Organisée, dimanche dernier, par l’Agence algérienne pour le rayonnement culturel (Aarc), la célébration du Nouvel an amazigh « Yennayer 2970 », proposée tout au long de l’après-midi au public à la villa Dar Abdelatif, aura été l’occasion de montrer plusieurs aspects de la culture amazighe, ancienne et contemporaine.

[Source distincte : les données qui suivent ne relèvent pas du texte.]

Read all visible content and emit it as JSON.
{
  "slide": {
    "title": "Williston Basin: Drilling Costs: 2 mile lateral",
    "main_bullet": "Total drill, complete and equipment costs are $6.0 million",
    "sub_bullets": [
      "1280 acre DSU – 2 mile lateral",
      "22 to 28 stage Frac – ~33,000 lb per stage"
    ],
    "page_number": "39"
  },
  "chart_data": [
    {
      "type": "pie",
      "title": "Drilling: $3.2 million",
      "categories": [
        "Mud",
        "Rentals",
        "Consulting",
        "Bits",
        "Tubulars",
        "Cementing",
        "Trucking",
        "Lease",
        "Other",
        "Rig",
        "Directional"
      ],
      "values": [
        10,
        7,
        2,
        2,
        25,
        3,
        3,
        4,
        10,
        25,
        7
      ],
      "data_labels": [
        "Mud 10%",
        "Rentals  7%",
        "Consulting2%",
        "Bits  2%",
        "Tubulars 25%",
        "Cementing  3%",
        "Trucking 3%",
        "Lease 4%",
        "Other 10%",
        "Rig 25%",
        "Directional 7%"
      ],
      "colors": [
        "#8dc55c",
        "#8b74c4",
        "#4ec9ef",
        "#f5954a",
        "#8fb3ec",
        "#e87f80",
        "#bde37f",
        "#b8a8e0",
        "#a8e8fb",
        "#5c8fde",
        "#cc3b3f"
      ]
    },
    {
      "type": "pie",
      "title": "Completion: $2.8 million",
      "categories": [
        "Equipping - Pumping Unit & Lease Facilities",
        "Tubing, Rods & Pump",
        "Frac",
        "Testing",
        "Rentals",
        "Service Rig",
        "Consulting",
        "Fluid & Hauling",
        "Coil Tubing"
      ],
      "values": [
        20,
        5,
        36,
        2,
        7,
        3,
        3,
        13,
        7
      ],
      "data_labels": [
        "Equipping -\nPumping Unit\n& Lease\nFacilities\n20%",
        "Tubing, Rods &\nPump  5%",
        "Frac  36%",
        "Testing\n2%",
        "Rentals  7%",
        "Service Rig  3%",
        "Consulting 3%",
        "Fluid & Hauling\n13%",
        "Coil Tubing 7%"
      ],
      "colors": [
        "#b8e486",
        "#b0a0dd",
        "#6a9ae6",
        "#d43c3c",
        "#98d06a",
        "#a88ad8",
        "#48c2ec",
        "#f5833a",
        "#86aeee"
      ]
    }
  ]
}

Le programme a débuté par la diffusion du film de fiction «Tamachahut N Selyuna » réalisé en 2014 par Aziz Chelmouni, puis le vernissage de l’exposition de l’artiste plasticien Karim Sergoua et le concert des deux jeunes artistes Celia Ould Mohand et Bilal Mohri. La célébration du Nouvel an amazigh aura également permis au public d’assister à la présentation de l’ouvrage, publié par les éditions  Colorset, intitulé «Contes et légendes berbères d’Algérie», de Mohamed Benmeddour, chercheur en patrimoine, en histoire et ancien cadre du ministère de la Culture. L’auteur Mohamed Benmeddour, qui s’était déjà fait connaître, en 2018, avec la parution de l’ouvrage «Les fabuleux contes et légendes d’Alger», a repris le même concept en se penchant sur les origines du patrimoine immatériel amazigh. Mais aussi sur l’évolution et l’impact de ces contes et légendes populaires sur la société berbère, des histoires qui «portent très souvent une part de réalité».

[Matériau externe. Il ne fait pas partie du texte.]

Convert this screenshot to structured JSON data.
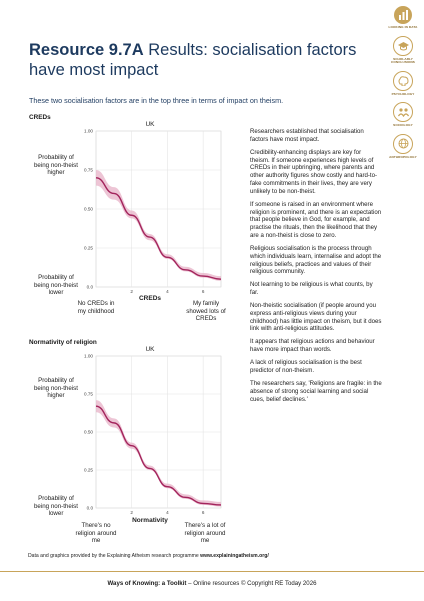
{
  "title_bold": "Resource 9.7A",
  "title_rest": " Results: socialisation factors have most impact",
  "intro": "These two socialisation factors are in the top three in terms of impact on theism.",
  "sidebar": [
    {
      "label": "LOOKING IN DATA",
      "icon": "chart-icon",
      "active": true
    },
    {
      "label": "SCHOLARLY CONCLUSIONS",
      "icon": "scholar-icon",
      "active": false
    },
    {
      "label": "PSYCHOLOGY",
      "icon": "brain-icon",
      "active": false
    },
    {
      "label": "SOCIOLOGY",
      "icon": "people-icon",
      "active": false
    },
    {
      "label": "ANTHROPOLOGY",
      "icon": "globe-icon",
      "active": false
    }
  ],
  "charts": [
    {
      "heading": "CREDs",
      "region": "UK",
      "y_top_label": "Probability of being non-theist higher",
      "y_bottom_label": "Probability of being non-theist lower",
      "x_left_label": "No CREDs in my childhood",
      "x_right_label": "My family showed lots of CREDs",
      "x_title": "CREDs"
    },
    {
      "heading": "Normativity of religion",
      "region": "UK",
      "y_top_label": "Probability of being non-theist higher",
      "y_bottom_label": "Probability of being non-theist lower",
      "x_left_label": "There's no religion around me",
      "x_right_label": "There's a lot of religion around me",
      "x_title": "Normativity"
    }
  ],
  "chart_data": [
    {
      "type": "line",
      "title": "UK",
      "xlabel": "CREDs",
      "ylabel": "",
      "x_ticks": [
        "2",
        "4",
        "6"
      ],
      "y_ticks": [
        "0.0",
        "0.25",
        "0.50",
        "0.75",
        "1.00"
      ],
      "xlim": [
        0,
        7
      ],
      "ylim": [
        0,
        1
      ],
      "grid": true,
      "colors": {
        "line": "#a3245c",
        "band": "#e8b6ca"
      },
      "series": [
        {
          "x": [
            0,
            1,
            2,
            3,
            4,
            5,
            6,
            7
          ],
          "y": [
            0.7,
            0.6,
            0.46,
            0.32,
            0.19,
            0.11,
            0.07,
            0.05
          ],
          "lower": [
            0.65,
            0.56,
            0.44,
            0.3,
            0.18,
            0.1,
            0.06,
            0.04
          ],
          "upper": [
            0.75,
            0.64,
            0.49,
            0.34,
            0.21,
            0.13,
            0.09,
            0.07
          ]
        }
      ]
    },
    {
      "type": "line",
      "title": "UK",
      "xlabel": "Normativity",
      "ylabel": "",
      "x_ticks": [
        "2",
        "4",
        "6"
      ],
      "y_ticks": [
        "0.0",
        "0.25",
        "0.50",
        "0.75",
        "1.00"
      ],
      "xlim": [
        0,
        7
      ],
      "ylim": [
        0,
        1
      ],
      "grid": true,
      "colors": {
        "line": "#a3245c",
        "band": "#e8b6ca"
      },
      "series": [
        {
          "x": [
            0,
            1,
            2,
            3,
            4,
            5,
            6,
            7
          ],
          "y": [
            0.67,
            0.56,
            0.41,
            0.26,
            0.14,
            0.07,
            0.03,
            0.02
          ],
          "lower": [
            0.63,
            0.53,
            0.39,
            0.25,
            0.13,
            0.06,
            0.02,
            0.01
          ],
          "upper": [
            0.71,
            0.59,
            0.43,
            0.28,
            0.16,
            0.09,
            0.05,
            0.04
          ]
        }
      ]
    }
  ],
  "paragraphs": [
    "Researchers established that socialisation factors have most impact.",
    "Credibility-enhancing displays are key for theism. If someone experiences high levels of CREDs in their upbringing, where parents and other authority figures show costly and hard-to-fake commitments in their lives, they are very unlikely to be non-theist.",
    "If someone is raised in an environment where religion is prominent, and there is an expectation that people believe in God, for example, and practise the rituals, then the likelihood that they are a non-theist is close to zero.",
    "Religious socialisation is the process through which individuals learn, internalise and adopt the religious beliefs, practices and values of their religious community.",
    "Not learning to be religious is what counts, by far.",
    "Non-theistic socialisation (if people around you express anti-religious views during your childhood) has little impact on theism, but it does link with anti-religious attitudes.",
    "It appears that religious actions and behaviour have more impact than words.",
    "A lack of religious socialisation is the best predictor of non-theism.",
    "The researchers say, 'Religions are fragile: in the absence of strong social learning and social cues, belief declines.'"
  ],
  "footnote_text": "Data and graphics provided by the Explaining Atheism research programme ",
  "footnote_link": "www.explainingatheism.org/",
  "footer_bold": "Ways of Knowing: a Toolkit",
  "footer_rest": " – Online resources © Copyright RE Today 2026"
}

Mohamed Benmeddour nous précise en substance, que l’écriture de ce nouvel ouvrage, de près de 200 pages, était pour lui une suite logique de son précédent ouvrage, en soulignant que «ce livre est une continuité de l’ouvrage sur Alger. Le terroir berbère est extrêmement riche (…) je me suis attardé sur l’histoire du peuple amazigh, mais c’est aussi celle du Maghreb. Et bien au-delà, le livre traite du Niger, du Burkina Faso et du Mali parfois». Ouvrage largement distribué en librairie,  il est composé de cinq parties principales traitant de l’alphabet berbère «le tifinagh», de la «langue berbère» comme l’une des plus anciennes de l’humanité, mais surtout sur une sélection de vingt-cinq «contes et légendes» ainsi que sur les «proverbes» et la «poésie». Son auteur insistera sur le caractère central de cette oralité dans la culture maghrébine, en affirmant : «Je pense que les légendes berbères portent en elles la véritable histoire de ce peuple, nous parlons d’une histoire dont les premières traces connues remontent au néolithique. Nous ne sommes pas nés hier.» Bien plus que des «légendes», dans le sens de récits purement imaginaires, les histoires recueillies et partagées par Mohamed Benmeddour sont donc «bien souvent basées sur un historique réel, avec une apparition que l’on peut dater et au-delà, il s’agit de patrimoines transmis au fil des générations et qui ont profondément impacté la vie quotidienne. J’explique par exemple comment certaines histoires se sont retrouvées dans le comportement des jeunes filles berbères, dans le contexte d’une société restée relativement refermée». Issu pour rappel de formation en histoire et archéologie, Mohamed Benmeddour, également connu pour sa carrière au ministère de la Culture, nous annonce, par ailleurs, qu’il travaille actuellement sur un troisième ouvrage, où il sera question cette fois  du patrimoine touareg. Il nous confie à  propos de ce nouvel ouvrage : «Je me dis qu’il faut continuer à explorer ce patrimoine. On parle de l’amazighité du Maghreb, il est donc naturel d’aborder également l’histoire des Touareg (…) J’explique la situation historique et ethnologique, le parcours de ce peuple qui était présent, dispersé du sud algérien jusqu’au Burkina Faso». Un texte, en cours d’écriture et qui devrait sortir dans quelques mois, espère l’auteur.